Sometimes, you can even get too close for comfort.
On a stone sheep hunting trip to British Columbia, Krom got stuck overnight with his kill when the plane that was supposed to pick the group up didn’t show.
“We were stuck out overnight in grizzly country with a fresh killed sheep in our backpack … that was hairy,” Krom said. “The bush pilot had problems with the magneto on his plane and couldn’t come to get us.”
Luckily for Krom no hungry bears walked into his camp, though they did cross some grizzly tracks on a river bank the day prior.
But not all archery has to involve hunting animals … or them potentially hunting you.
For those who may be interested in archery, but not necessarily hunting live prey, the program is a wonderful way to receive expert instruction in an increasingly popular sport.
“We are finding that there is a goodly number of women and young girls who want to get involved in archery,” Krom said. “Not specifically bowhunting, but archery because of [the film] the Hunger Games.
“Shooting three-dimensional targets placed in a wooded setting is as close to hunting as you can get,” he added.
If you’re completely new to bowhunting, but want to learn, the program is a great way to learn a new skill and meet a wonderful group of outdoor enthusiasts.
“This program is geared toward somebody who has never bowhunted before,” Krom said. “Or people who have hunted with firearms but want to get into bowhunting.
“It’s a thrill and a challenge, that’s why I do it,” he added.
Applications for Becoming a Bowhunter are available from the CBA’s website: http://www.coloradobowhunting.org.
Practice makes perfect
The South Canyon Archery Range is located in South Canyon, on the south side of the Colorado River at the first left. The range is open every day of the year. It currently offers a stand to rest your equipment on and several targets at varying distances.
Plans for some upgrades are in the works, such as a canvas tent to get out of the sun and tune your bow in and picnic tables for the family to have some lunch while target shooting. The site, which is wheelchair accessible, was built with donations from Friends of the NRA, the City of Glenwood Springs, Garfield County, CPW and the CBA.
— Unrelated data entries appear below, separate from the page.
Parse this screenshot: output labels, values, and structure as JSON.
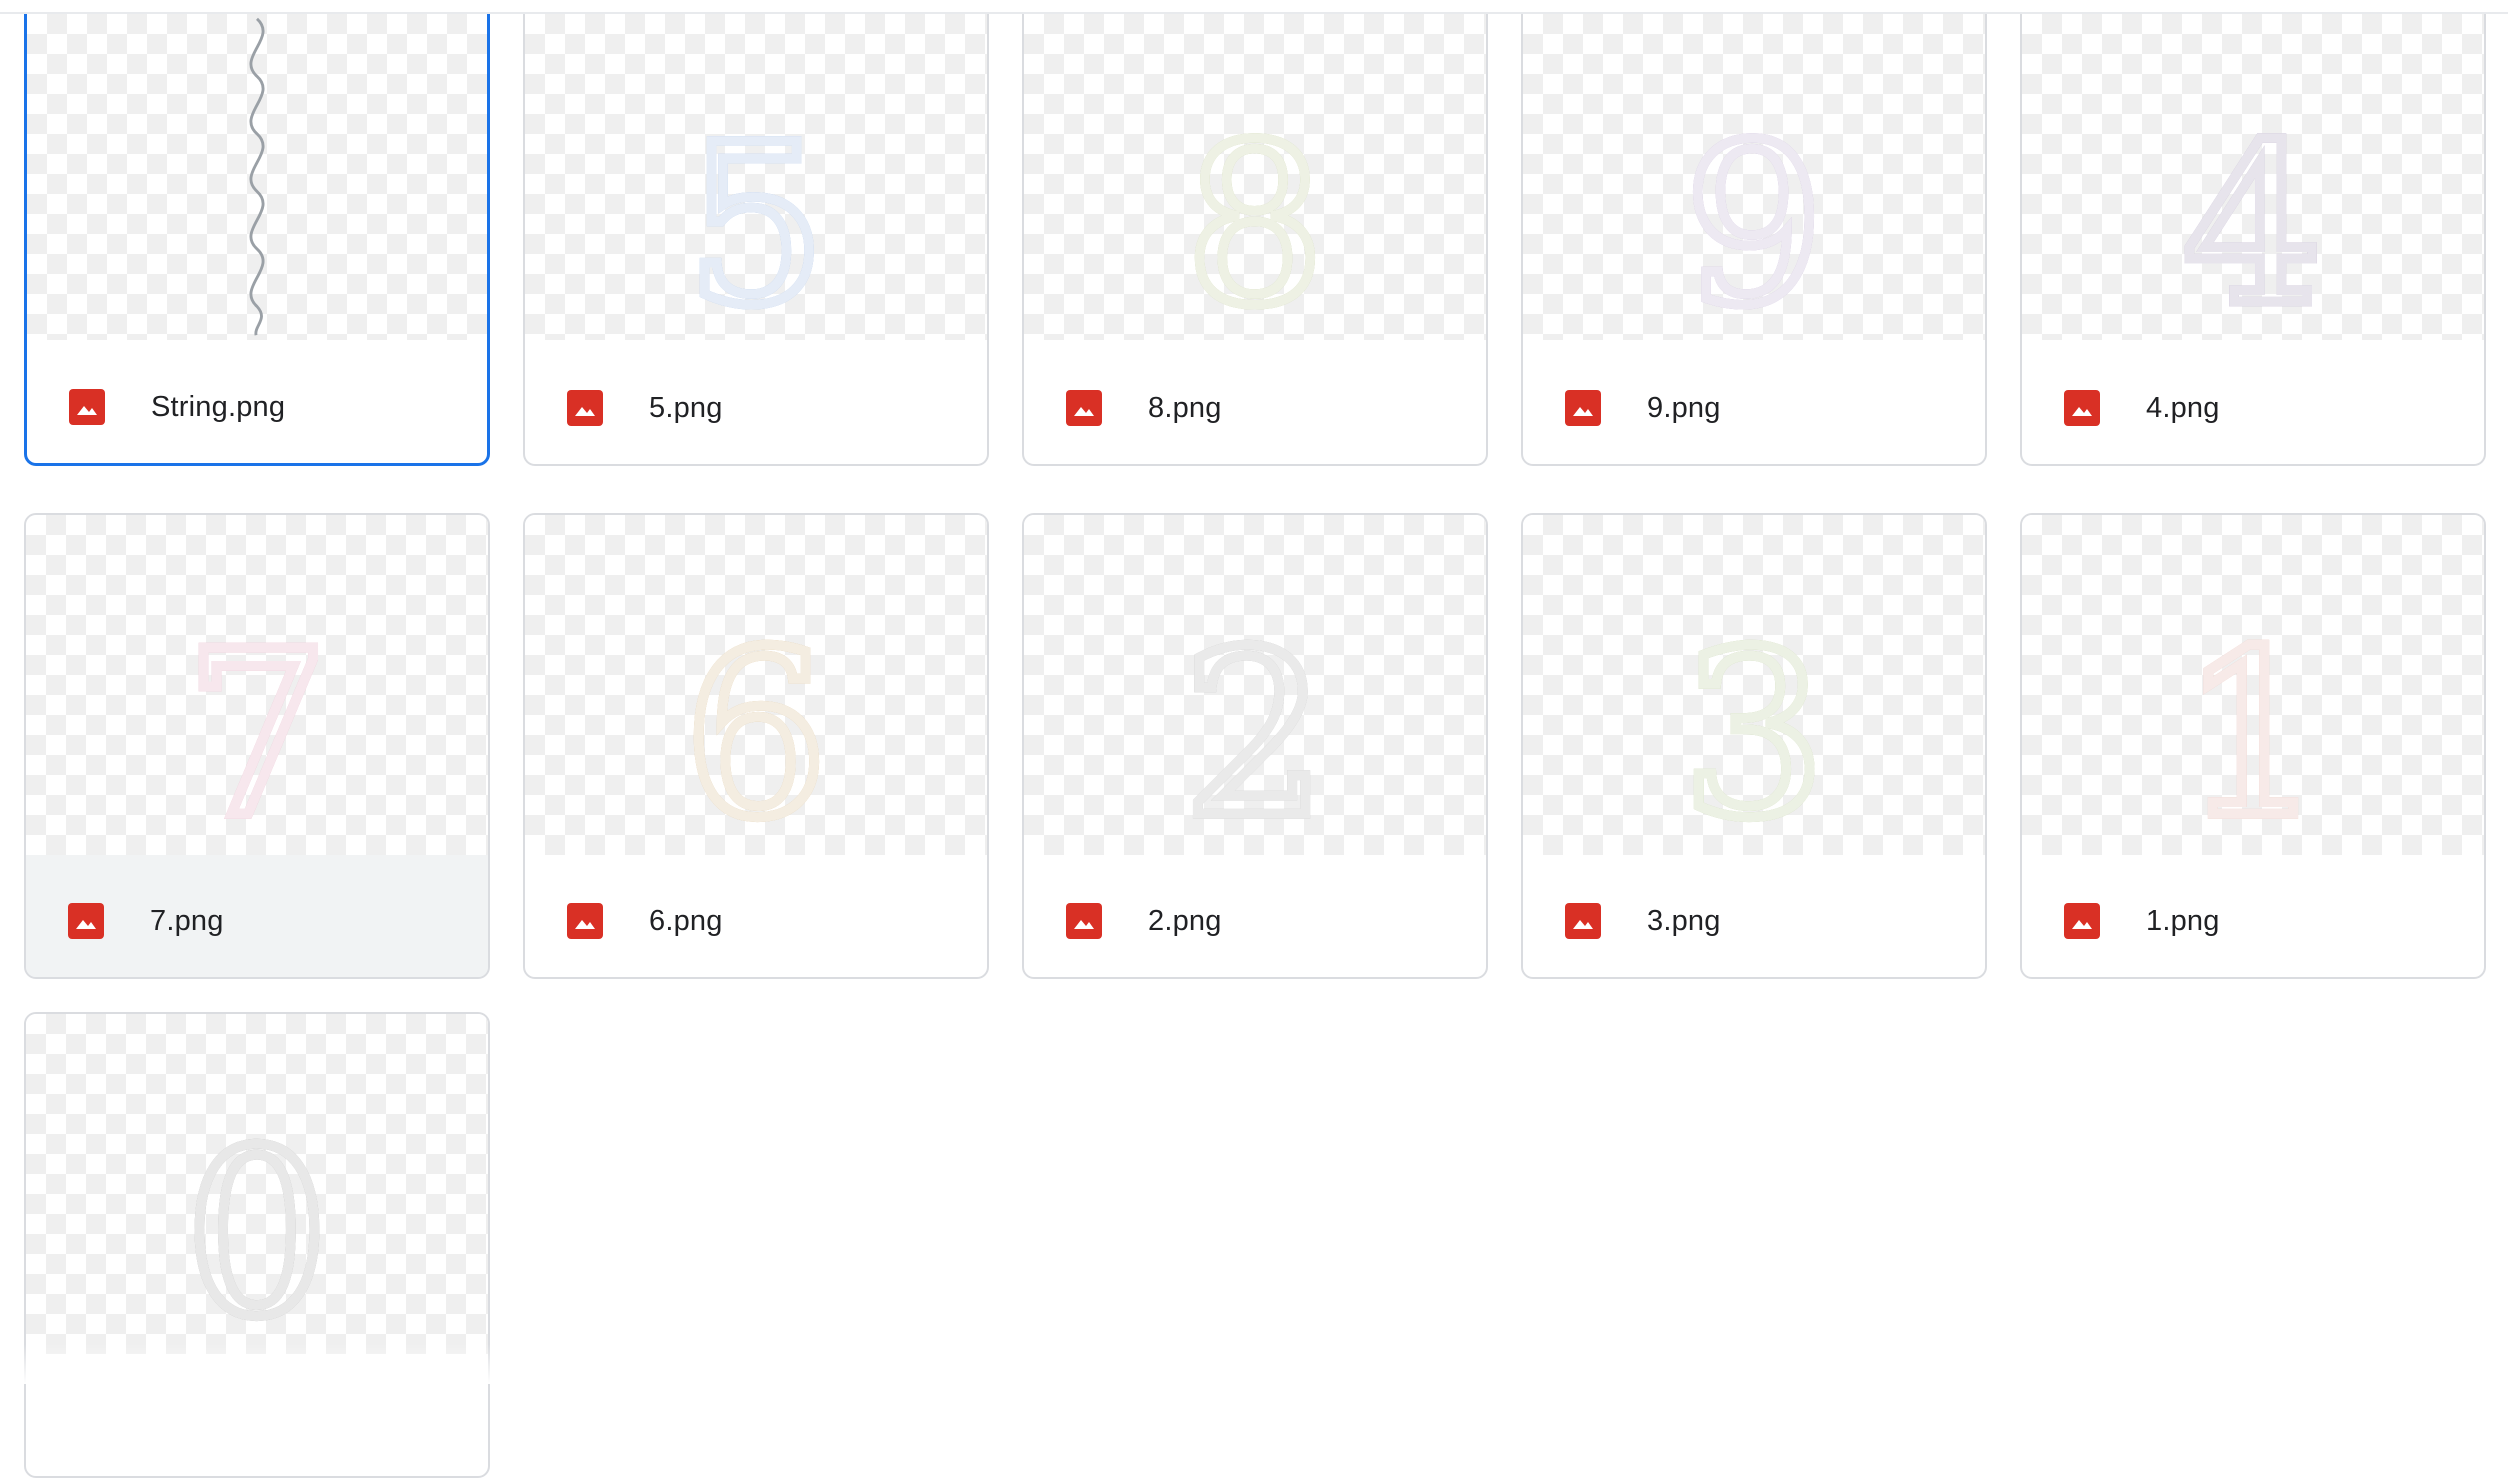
{
  "files": [
    {
      "name": "String.png",
      "kind": "string",
      "digit": "",
      "color": "#9aa0a6",
      "selected": true
    },
    {
      "name": "5.png",
      "kind": "digit",
      "digit": "5",
      "color": "#7ea2d8"
    },
    {
      "name": "8.png",
      "kind": "digit",
      "digit": "8",
      "color": "#aab97a"
    },
    {
      "name": "9.png",
      "kind": "digit",
      "digit": "9",
      "color": "#a892c0"
    },
    {
      "name": "4.png",
      "kind": "digit",
      "digit": "4",
      "color": "#8b7aa3"
    },
    {
      "name": "7.png",
      "kind": "digit",
      "digit": "7",
      "color": "#d78aa6",
      "hover": true
    },
    {
      "name": "6.png",
      "kind": "digit",
      "digit": "6",
      "color": "#c9a56a"
    },
    {
      "name": "2.png",
      "kind": "digit",
      "digit": "2",
      "color": "#9a9a9a"
    },
    {
      "name": "3.png",
      "kind": "digit",
      "digit": "3",
      "color": "#a4bb7c"
    },
    {
      "name": "1.png",
      "kind": "digit",
      "digit": "1",
      "color": "#d99a8e"
    },
    {
      "name": "",
      "kind": "digit",
      "digit": "0",
      "color": "#8f8f8f"
    }
  ],
  "file_type_icon": "image-file-icon"
}
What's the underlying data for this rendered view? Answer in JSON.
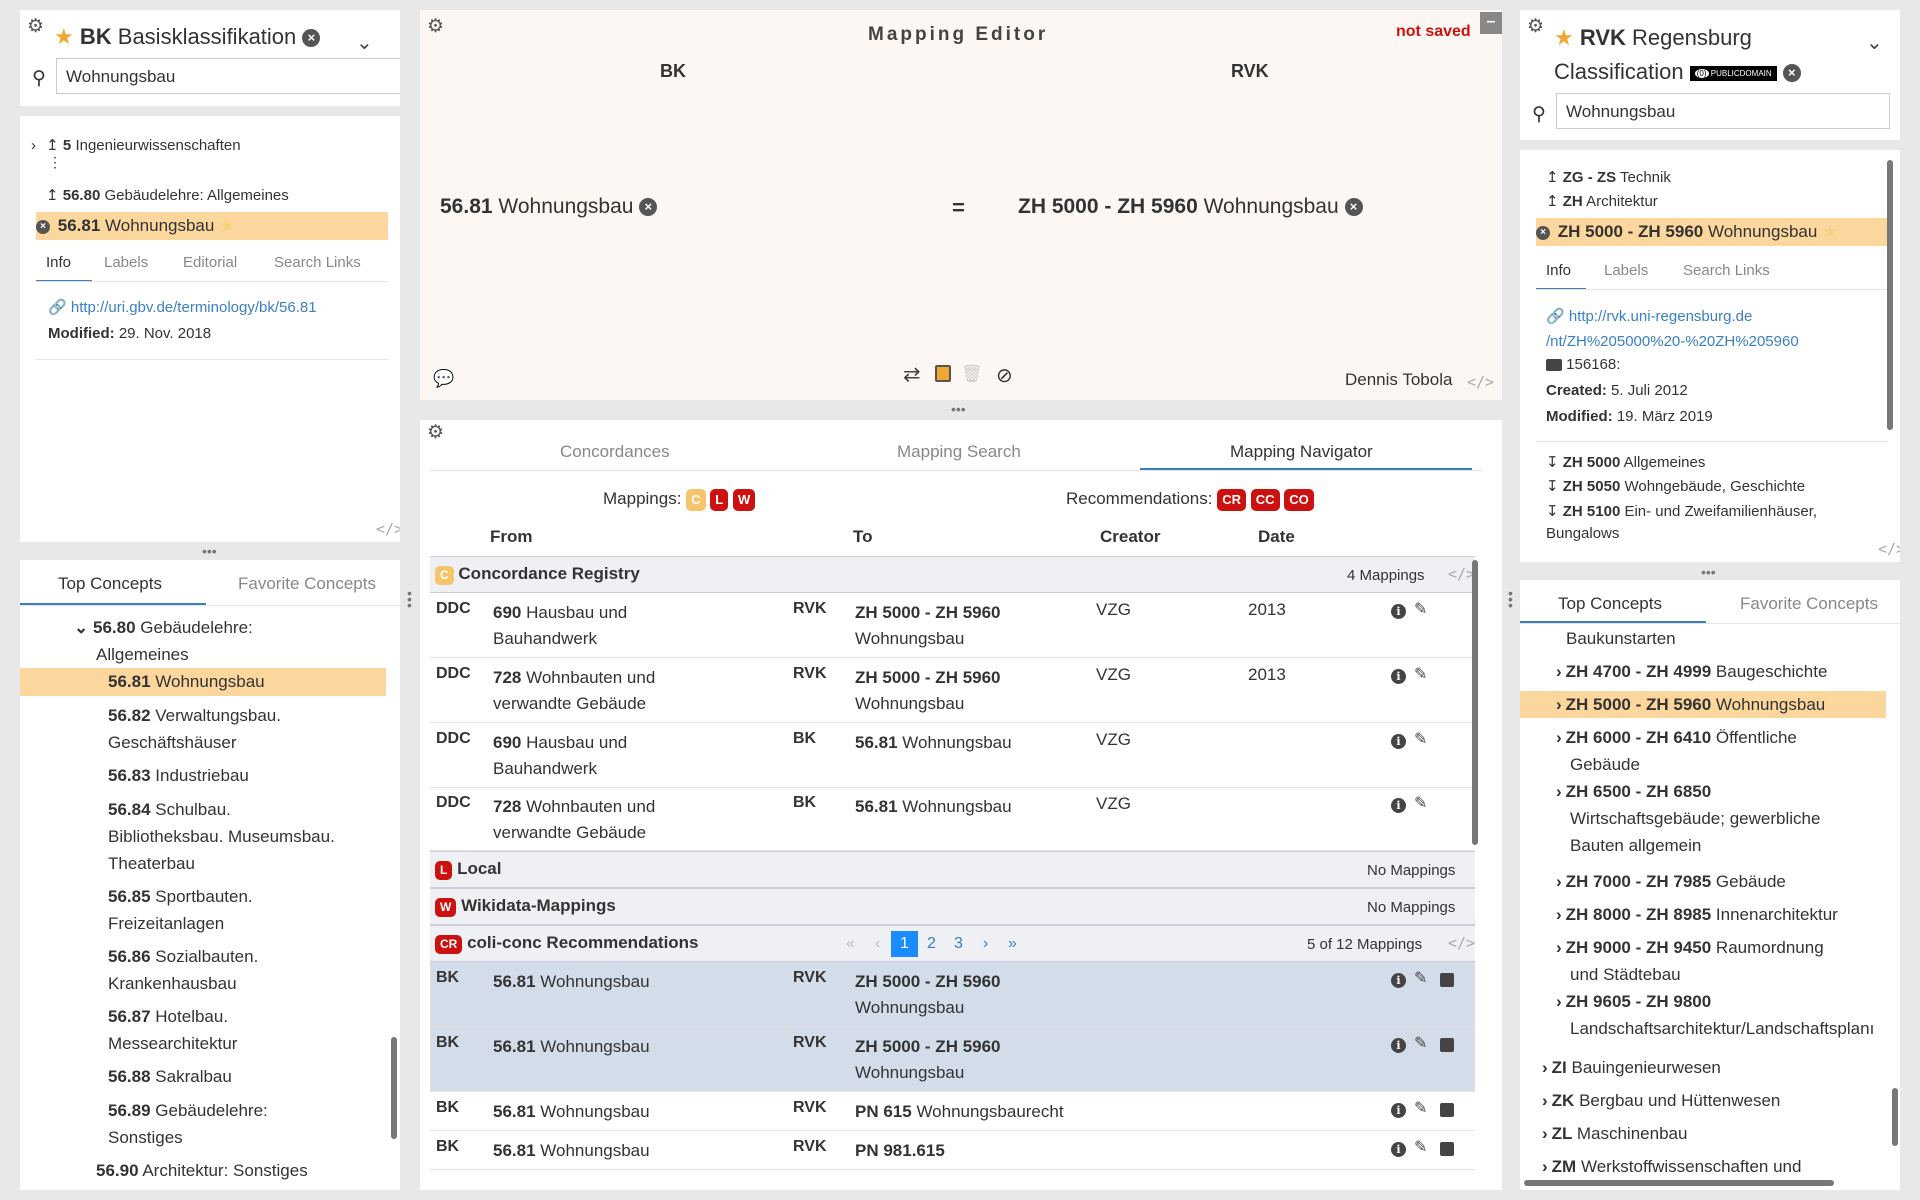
{
  "left": {
    "title_code": "BK",
    "title_name": "Basisklassifikation",
    "search_value": "Wohnungsbau",
    "tree": [
      {
        "code": "5",
        "label": "Ingenieurwissenschaften"
      },
      {
        "code": "56.80",
        "label": "Gebäudelehre: Allgemeines"
      },
      {
        "code": "56.81",
        "label": "Wohnungsbau"
      }
    ],
    "tabs": [
      "Info",
      "Labels",
      "Editorial",
      "Search Links"
    ],
    "uri": "http://uri.gbv.de/terminology/bk/56.81",
    "modified_label": "Modified:",
    "modified_value": "29. Nov. 2018",
    "list_tabs": [
      "Top Concepts",
      "Favorite Concepts"
    ],
    "list": [
      {
        "code": "56.80",
        "l1": "Gebäudelehre:",
        "l2": "Allgemeines"
      },
      {
        "code": "56.81",
        "l1": "Wohnungsbau",
        "l2": ""
      },
      {
        "code": "56.82",
        "l1": "Verwaltungsbau.",
        "l2": "Geschäftshäuser"
      },
      {
        "code": "56.83",
        "l1": "Industriebau",
        "l2": ""
      },
      {
        "code": "56.84",
        "l1": "Schulbau.",
        "l2": "Bibliotheksbau. Museumsbau.",
        "l3": "Theaterbau"
      },
      {
        "code": "56.85",
        "l1": "Sportbauten.",
        "l2": "Freizeitanlagen"
      },
      {
        "code": "56.86",
        "l1": "Sozialbauten.",
        "l2": "Krankenhausbau"
      },
      {
        "code": "56.87",
        "l1": "Hotelbau.",
        "l2": "Messearchitektur"
      },
      {
        "code": "56.88",
        "l1": "Sakralbau",
        "l2": ""
      },
      {
        "code": "56.89",
        "l1": "Gebäudelehre:",
        "l2": "Sonstiges"
      },
      {
        "code": "56.90",
        "l1": "Architektur: Sonstiges",
        "l2": ""
      }
    ]
  },
  "editor": {
    "title": "Mapping Editor",
    "status": "not saved",
    "from_scheme": "BK",
    "to_scheme": "RVK",
    "from_code": "56.81",
    "from_label": "Wohnungsbau",
    "relation": "=",
    "to_code": "ZH 5000 - ZH 5960",
    "to_label": "Wohnungsbau",
    "creator": "Dennis Tobola"
  },
  "nav": {
    "tabs": [
      "Concordances",
      "Mapping Search",
      "Mapping Navigator"
    ],
    "mappings_label": "Mappings:",
    "mapping_badges": [
      "C",
      "L",
      "W"
    ],
    "recommendations_label": "Recommendations:",
    "rec_badges": [
      "CR",
      "CC",
      "CO"
    ],
    "headers": {
      "from": "From",
      "to": "To",
      "creator": "Creator",
      "date": "Date"
    },
    "groups": [
      {
        "badge": "C",
        "name": "Concordance Registry",
        "count": "4 Mappings"
      },
      {
        "badge": "L",
        "name": "Local",
        "count": "No Mappings"
      },
      {
        "badge": "W",
        "name": "Wikidata-Mappings",
        "count": "No Mappings"
      },
      {
        "badge": "CR",
        "name": "coli-conc Recommendations",
        "count": "5 of 12 Mappings"
      }
    ],
    "registry_rows": [
      {
        "fs": "DDC",
        "fc": "690",
        "fl1": "Hausbau und",
        "fl2": "Bauhandwerk",
        "ts": "RVK",
        "tc": "ZH 5000 - ZH 5960",
        "tl": "Wohnungsbau",
        "creator": "VZG",
        "date": "2013"
      },
      {
        "fs": "DDC",
        "fc": "728",
        "fl1": "Wohnbauten und",
        "fl2": "verwandte Gebäude",
        "ts": "RVK",
        "tc": "ZH 5000 - ZH 5960",
        "tl": "Wohnungsbau",
        "creator": "VZG",
        "date": "2013"
      },
      {
        "fs": "DDC",
        "fc": "690",
        "fl1": "Hausbau und",
        "fl2": "Bauhandwerk",
        "ts": "BK",
        "tc": "56.81",
        "tl": "Wohnungsbau",
        "creator": "VZG",
        "date": ""
      },
      {
        "fs": "DDC",
        "fc": "728",
        "fl1": "Wohnbauten und",
        "fl2": "verwandte Gebäude",
        "ts": "BK",
        "tc": "56.81",
        "tl": "Wohnungsbau",
        "creator": "VZG",
        "date": ""
      }
    ],
    "rec_rows": [
      {
        "fs": "BK",
        "fc": "56.81",
        "fl": "Wohnungsbau",
        "ts": "RVK",
        "tc": "ZH 5000 - ZH 5960",
        "tl": "Wohnungsbau"
      },
      {
        "fs": "BK",
        "fc": "56.81",
        "fl": "Wohnungsbau",
        "ts": "RVK",
        "tc": "ZH 5000 - ZH 5960",
        "tl": "Wohnungsbau"
      },
      {
        "fs": "BK",
        "fc": "56.81",
        "fl": "Wohnungsbau",
        "ts": "RVK",
        "tc": "PN 615",
        "tl": "Wohnungsbaurecht"
      },
      {
        "fs": "BK",
        "fc": "56.81",
        "fl": "Wohnungsbau",
        "ts": "RVK",
        "tc": "PN 981.615",
        "tl": ""
      }
    ],
    "pager": [
      "«",
      "‹",
      "1",
      "2",
      "3",
      "›",
      "»"
    ]
  },
  "right": {
    "title_code": "RVK",
    "title_name": "Regensburg",
    "title_name2": "Classification",
    "license": "PUBLICDOMAIN",
    "search_value": "Wohnungsbau",
    "tree": [
      {
        "code": "ZG - ZS",
        "label": "Technik"
      },
      {
        "code": "ZH",
        "label": "Architektur"
      },
      {
        "code": "ZH 5000 - ZH 5960",
        "label": "Wohnungsbau"
      }
    ],
    "tabs": [
      "Info",
      "Labels",
      "Search Links"
    ],
    "uri1": "http://rvk.uni-regensburg.de",
    "uri2": "/nt/ZH%205000%20-%20ZH%205960",
    "id": "156168:",
    "created_label": "Created:",
    "created_value": "5. Juli 2012",
    "modified_label": "Modified:",
    "modified_value": "19. März 2019",
    "narrower": [
      {
        "code": "ZH 5000",
        "label": "Allgemeines"
      },
      {
        "code": "ZH 5050",
        "label": "Wohngebäude, Geschichte"
      },
      {
        "code": "ZH 5100",
        "label": "Ein- und Zweifamilienhäuser,",
        "label2": "Bungalows"
      }
    ],
    "list_tabs": [
      "Top Concepts",
      "Favorite Concepts"
    ],
    "list": [
      {
        "code": "",
        "l1": "Baukunstarten"
      },
      {
        "code": "ZH 4700 - ZH 4999",
        "l1": "Baugeschichte"
      },
      {
        "code": "ZH 5000 - ZH 5960",
        "l1": "Wohnungsbau"
      },
      {
        "code": "ZH 6000 - ZH 6410",
        "l1": "Öffentliche",
        "l2": "Gebäude"
      },
      {
        "code": "ZH 6500 - ZH 6850",
        "l1": "",
        "l2": "Wirtschaftsgebäude; gewerbliche",
        "l3": "Bauten allgemein"
      },
      {
        "code": "ZH 7000 - ZH 7985",
        "l1": "Gebäude"
      },
      {
        "code": "ZH 8000 - ZH 8985",
        "l1": "Innenarchitektur"
      },
      {
        "code": "ZH 9000 - ZH 9450",
        "l1": "Raumordnung",
        "l2": "und Städtebau"
      },
      {
        "code": "ZH 9605 - ZH 9800",
        "l1": "",
        "l2": "Landschaftsarchitektur/Landschaftsplanı"
      },
      {
        "code": "ZI",
        "l1": "Bauingenieurwesen"
      },
      {
        "code": "ZK",
        "l1": "Bergbau und Hüttenwesen"
      },
      {
        "code": "ZL",
        "l1": "Maschinenbau"
      },
      {
        "code": "ZM",
        "l1": "Werkstoffwissenschaften und"
      }
    ]
  }
}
Another option to hone your skills with a bow is being offered by the Glenwood Springs Parks and Rec Department. An archery class is offered to sixth-to eighth-grade students, from 4- 5:30 p.m., Mondays and Wednesdays, beginning on May 6 and going through May 29. There will be no class on May 27. The course takes place at the ice rink at the Glenwood Springs Community Center and will focus on eye dominance, safety, proper shooting techniques, grouping consistency and scoring. Basic learner equipment is included and some classes will be held at the South Canyon Archery Range — transportation will be provided.
The cost is $50 for Community Center members and $62 for non-members and preregistration is required. Krom instructs the class, teaching the art of proper archery form, and sets up and maintains the archery equipment.
“Archery is a game of form, similar to golf,” Krom said. “If your form is not good, your ball is going to go all over the place. It’s the same for archery. If your form is not good and repetitious, your arrows will go all over the target.”
If you’d like to donate to the Becoming a Bowhunter program or the South Canyon Archery Range contact Walter Krom at 970-319-5887 or email him at firstname.lastname@example.org.
Rocky Mountain Elk Foundation dinner this weekend
The Rocky Mountain Elk Foundation is having a fundraising dinner at the Ramada Inn, 124 W. Sixth Street, in Glenwood Springs this weekend. The event begins at 4:30 p.m. on Saturday, May 4. Single and couple supporting tickets are $75 and $115 respectively. The tickets include a meal and membership into the Rocky Mountain Elk Foundation. Raffles and auctions for firearms, bows and bowhunting accessories, artwork, outdoors gear and dream hunting trips will also be featured.